En Europe, la législation anti-blanchiment s’est considérablement renforcée au fil des années. Des pouvoirs très étendus et non contrôlés ont été volontairement attribués par le politique aux autorités de contrôle. Globalement, cette législation oblige les intermédiaires financiers à dresser un profil de risque de leurs clients. On parle ici d’un profil lié au blanchiment d’argent et au financement du terrorisme. Ces institutions, responsables pénalement, sont donc devenues des neo-gendarmes embrigadés de force dans un système dont les chiffres publiés montre les failles.

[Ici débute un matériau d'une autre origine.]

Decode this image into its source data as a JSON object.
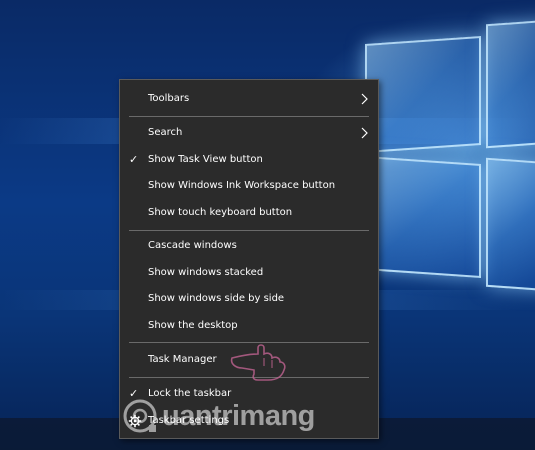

En effet, un nombre impressionnant de procédures ont dû être mises en place pour effectuer les contrôles adéquats. Cela a touché tous les intermédiaires qui voient passer des fonds. On pense évidemment aux banques, mais cela concerne aussi les assureurs, les notaires, les gestionnaires de patrimoine, les avocats, les huissiers de justice, etc… Chacun doit participer au système et mettre en place des procédures d’autant plus lourdes que vous êtes une petite structure.
Est-ce que ça marche ?
Au final, la question est évidemment de savoir si tout ce barnum est efficace. Le rapport 2023 de la CETIF (l’organe qui reçoit les dénonciations obligatoires du petit monde financier) donne la réponse (vous pouvez télécharger un résumé donné par Feprabel en cliquant ici). Quasi 90 % des communications proviennent des banques, des organes de crédits et des institutions de paiement. Et c’est normal. Ce qui l’est moins, c’est que les 10 % restants qui sont partagés entre 28 professions différentes sont soumis au même régime de procédure. Passe encore sans doute pour les entreprises d’assurances qui représentent 3 % des signalements. Mais que dire des courtiers d’assurance qui représentent… moins de 0,01 % des signalements ?!
Si après avoir lu ceci, vous vous dites que vous n’êtes pas concerné parce que vous n’êtes pas revendeur de drogue, détrompez-vous : tout le monde est dans le même sac ! En effet, la législation part d’un principe fondamental : tout le monde est coupable et il appartient au consommateur de prouver qu’il est innocent. C’est la stricte vérité qui a été acceptée sans broncher par ceux qui ont voté pour la mise en place de ce système légal.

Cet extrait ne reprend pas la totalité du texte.